Degree of Difficulty

Without making the extravagant claims of the Iverson-bashers (that he’s frequently been a below-average player, for example) I do think there are a lot of folks out there who overrate the Answer. Bill Simmons, for example, thinks he’s “one of the best 30 players of all-time” which I’m really not buying. He does, however, offer up an interesting riposte to Iverson’s detractors:

Well, ask yourself one question: How could a coach-killer who allegedly monopolizes the ball, hates to practice and can’t sublimate his game double as one of the most revered, respected players in the league? Why did the ex-players on “NBA Coast To Coast” (Anthony, Legler and Barry) trade Iverson war stories last night like they were trading stories about Keyser Söze? Why are Philly fans overwhelmingly heartbroken that he’s leaving town?

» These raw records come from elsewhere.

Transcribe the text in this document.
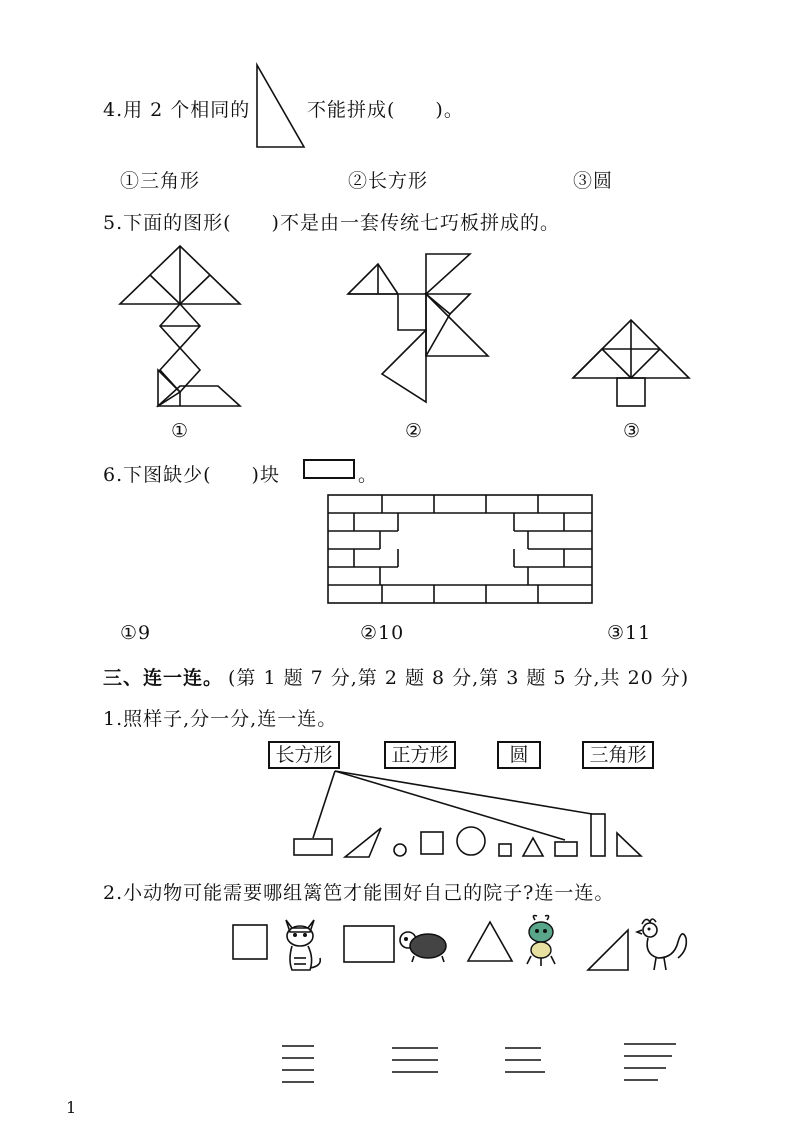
4.用 2 个相同的	不能拼成(　　)。
①三角形	②长方形	③圆
5.下面的图形(　　)不是由一套传统七巧板拼成的。
①	②	③
6.下图缺少(　　)块	。
①9	②10	③11
三、连一连。 (第 1 题 7 分,第 2 题 8 分,第 3 题 5 分,共 20 分)
1.照样子,分一分,连一连。
长方形	正方形	圆	三角形
2.小动物可能需要哪组篱笆才能围好自己的院子?连一连。
1
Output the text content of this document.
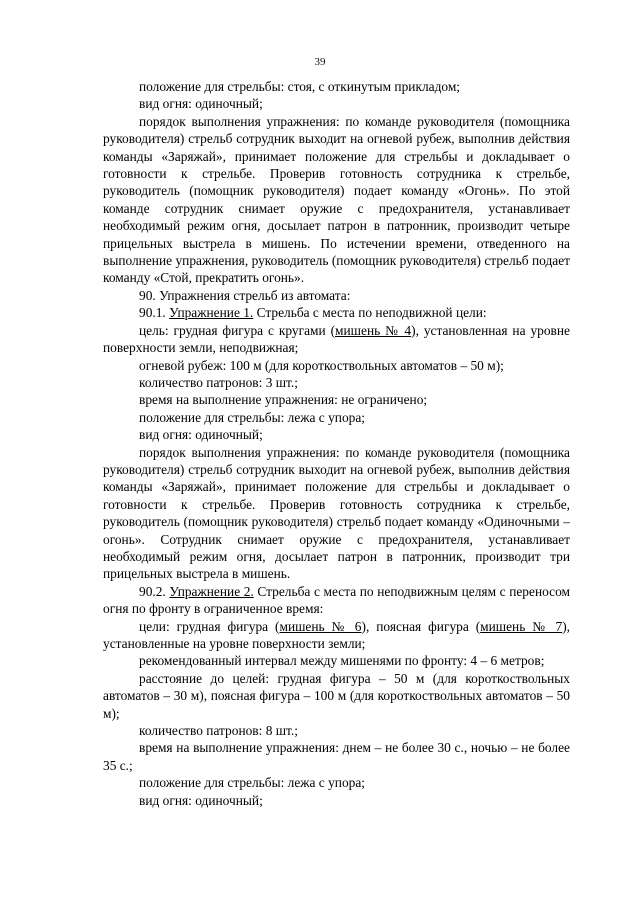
39

положение для стрельбы: стоя, с откинутым прикладом;

вид огня: одиночный;

порядок выполнения упражнения: по команде руководителя (помощника руководителя) стрельб сотрудник выходит на огневой рубеж, выполнив действия команды «Заряжай», принимает положение для стрельбы и докладывает о готовности к стрельбе. Проверив готовность сотрудника к стрельбе, руководитель (помощник руководителя) подает команду «Огонь». По этой команде сотрудник снимает оружие с предохранителя, устанавливает необходимый режим огня, досылает патрон в патронник, производит четыре прицельных выстрела в мишень. По истечении времени, отведенного на выполнение упражнения, руководитель (помощник руководителя) стрельб подает команду «Стой, прекратить огонь».

90. Упражнения стрельб из автомата:

90.1. Упражнение 1. Стрельба с места по неподвижной цели:

цель: грудная фигура с кругами (мишень № 4), установленная на уровне поверхности земли, неподвижная;

огневой рубеж: 100 м (для короткоствольных автоматов – 50 м);

количество патронов: 3 шт.;

время на выполнение упражнения: не ограничено;

положение для стрельбы: лежа с упора;

вид огня: одиночный;

порядок выполнения упражнения: по команде руководителя (помощника руководителя) стрельб сотрудник выходит на огневой рубеж, выполнив действия команды «Заряжай», принимает положение для стрельбы и докладывает о готовности к стрельбе. Проверив готовность сотрудника к стрельбе, руководитель (помощник руководителя) стрельб подает команду «Одиночными – огонь». Сотрудник снимает оружие с предохранителя, устанавливает необходимый режим огня, досылает патрон в патронник, производит три прицельных выстрела в мишень.

90.2. Упражнение 2. Стрельба с места по неподвижным целям с переносом огня по фронту в ограниченное время:

цели: грудная фигура (мишень № 6), поясная фигура (мишень № 7), установленные на уровне поверхности земли;

рекомендованный интервал между мишенями по фронту: 4 – 6 метров;

расстояние до целей: грудная фигура – 50 м (для короткоствольных автоматов – 30 м), поясная фигура – 100 м (для короткоствольных автоматов – 50 м);

количество патронов: 8 шт.;

время на выполнение упражнения: днем – не более 30 с., ночью – не более 35 с.;

положение для стрельбы: лежа с упора;

вид огня: одиночный;
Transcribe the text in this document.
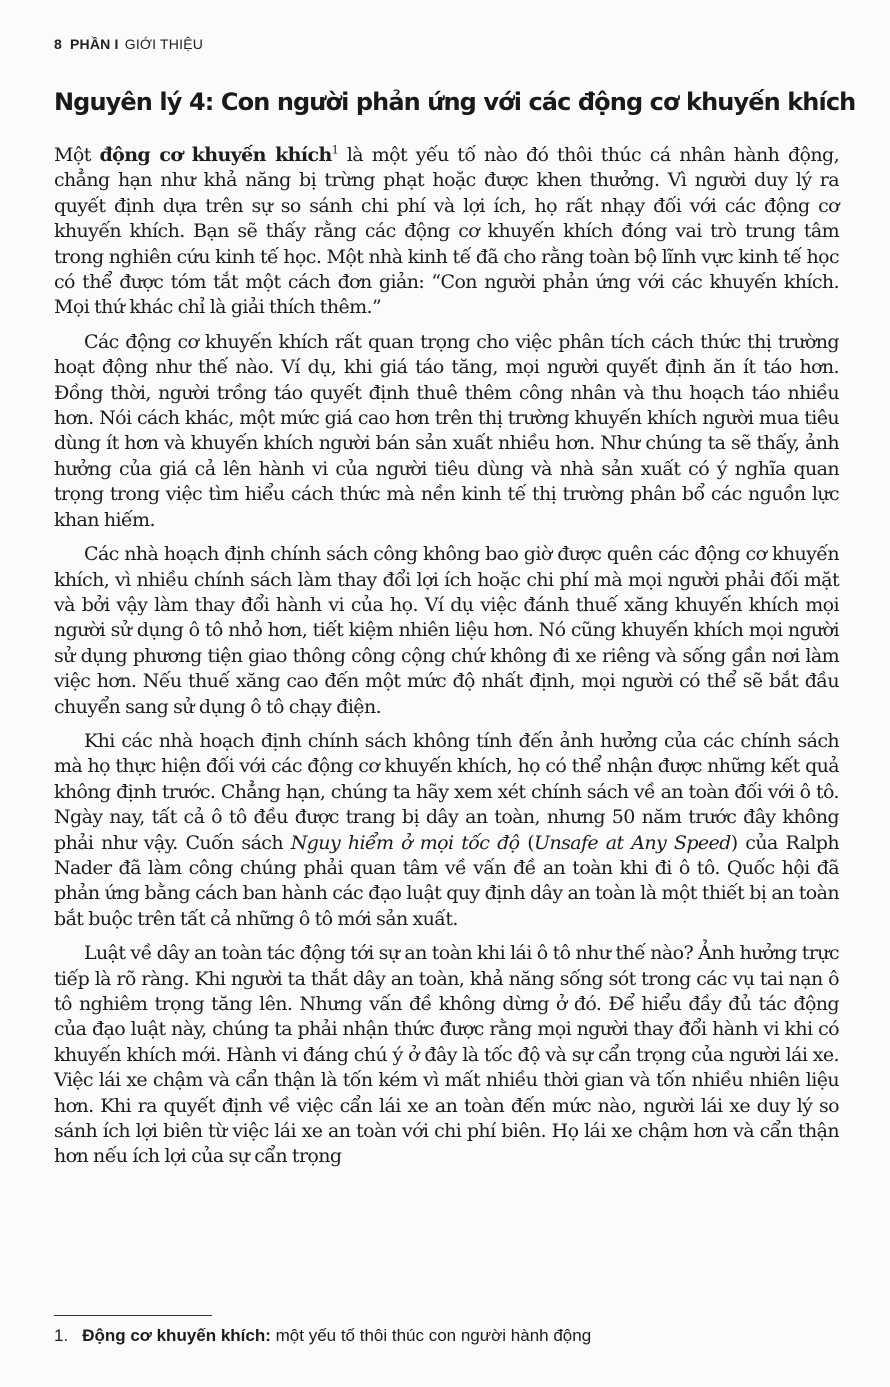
8 PHẦN I GIỚI THIỆU
Nguyên lý 4: Con người phản ứng với các động cơ khuyến khích

Một động cơ khuyến khích$^1$ là một yếu tố nào đó thôi thúc cá nhân hành động, chẳng hạn như khả năng bị trừng phạt hoặc được khen thưởng. Vì người duy lý ra quyết định dựa trên sự so sánh chi phí và lợi ích, họ rất nhạy đối với các động cơ khuyến khích. Bạn sẽ thấy rằng các động cơ khuyến khích đóng vai trò trung tâm trong nghiên cứu kinh tế học. Một nhà kinh tế đã cho rằng toàn bộ lĩnh vực kinh tế học có thể được tóm tắt một cách đơn giản: “Con người phản ứng với các khuyến khích. Mọi thứ khác chỉ là giải thích thêm.”

Các động cơ khuyến khích rất quan trọng cho việc phân tích cách thức thị trường hoạt động như thế nào. Ví dụ, khi giá táo tăng, mọi người quyết định ăn ít táo hơn. Đồng thời, người trồng táo quyết định thuê thêm công nhân và thu hoạch táo nhiều hơn. Nói cách khác, một mức giá cao hơn trên thị trường khuyến khích người mua tiêu dùng ít hơn và khuyến khích người bán sản xuất nhiều hơn. Như chúng ta sẽ thấy, ảnh hưởng của giá cả lên hành vi của người tiêu dùng và nhà sản xuất có ý nghĩa quan trọng trong việc tìm hiểu cách thức mà nền kinh tế thị trường phân bổ các nguồn lực khan hiếm.

Các nhà hoạch định chính sách công không bao giờ được quên các động cơ khuyến khích, vì nhiều chính sách làm thay đổi lợi ích hoặc chi phí mà mọi người phải đối mặt và bởi vậy làm thay đổi hành vi của họ. Ví dụ việc đánh thuế xăng khuyến khích mọi người sử dụng ô tô nhỏ hơn, tiết kiệm nhiên liệu hơn. Nó cũng khuyến khích mọi người sử dụng phương tiện giao thông công cộng chứ không đi xe riêng và sống gần nơi làm việc hơn. Nếu thuế xăng cao đến một mức độ nhất định, mọi người có thể sẽ bắt đầu chuyển sang sử dụng ô tô chạy điện.

Khi các nhà hoạch định chính sách không tính đến ảnh hưởng của các chính sách mà họ thực hiện đối với các động cơ khuyến khích, họ có thể nhận được những kết quả không định trước. Chẳng hạn, chúng ta hãy xem xét chính sách về an toàn đối với ô tô. Ngày nay, tất cả ô tô đều được trang bị dây an toàn, nhưng 50 năm trước đây không phải như vậy. Cuốn sách Nguy hiểm ở mọi tốc độ (Unsafe at Any Speed) của Ralph Nader đã làm công chúng phải quan tâm về vấn đề an toàn khi đi ô tô. Quốc hội đã phản ứng bằng cách ban hành các đạo luật quy định dây an toàn là một thiết bị an toàn bắt buộc trên tất cả những ô tô mới sản xuất.

Luật về dây an toàn tác động tới sự an toàn khi lái ô tô như thế nào? Ảnh hưởng trực tiếp là rõ ràng. Khi người ta thắt dây an toàn, khả năng sống sót trong các vụ tai nạn ô tô nghiêm trọng tăng lên. Nhưng vấn đề không dừng ở đó. Để hiểu đầy đủ tác động của đạo luật này, chúng ta phải nhận thức được rằng mọi người thay đổi hành vi khi có khuyến khích mới. Hành vi đáng chú ý ở đây là tốc độ và sự cẩn trọng của người lái xe. Việc lái xe chậm và cẩn thận là tốn kém vì mất nhiều thời gian và tốn nhiều nhiên liệu hơn. Khi ra quyết định về việc cẩn lái xe an toàn đến mức nào, người lái xe duy lý so sánh ích lợi biên từ việc lái xe an toàn với chi phí biên. Họ lái xe chậm hơn và cẩn thận hơn nếu ích lợi của sự cẩn trọng

1. Động cơ khuyến khích: một yếu tố thôi thúc con người hành động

I think part of what’s going on with Iverson is simply that there’s a difference between being one of the most impressive basketball players of all time and actually being one of the best. Iverson’s small for an NBA player and isn’t an especially impressive spot-up shooter. Consequently, to score he needs to do things that you wouldn’t think were possible. And he does score. A lot. By doing things that are seemingly impossible. As Simmons writes, “He takes implausible angles on his drives — angles that can’t be seen as they’re unfolding, even if you’ve been watching him for 10 years — and drains an obscene number of layups and floaters in traffic.” Above and beyond the sheer brilliance of the spectacle, there’s something wonderful about watching a human-sized individual in the NBA. These are the qualities that make him one of — if not the — most enjoyable players in the league to watch and perhaps the post-Jordan Associations more enduringly popular player. They don’t, however, make him one of the top-thirty players of all-time.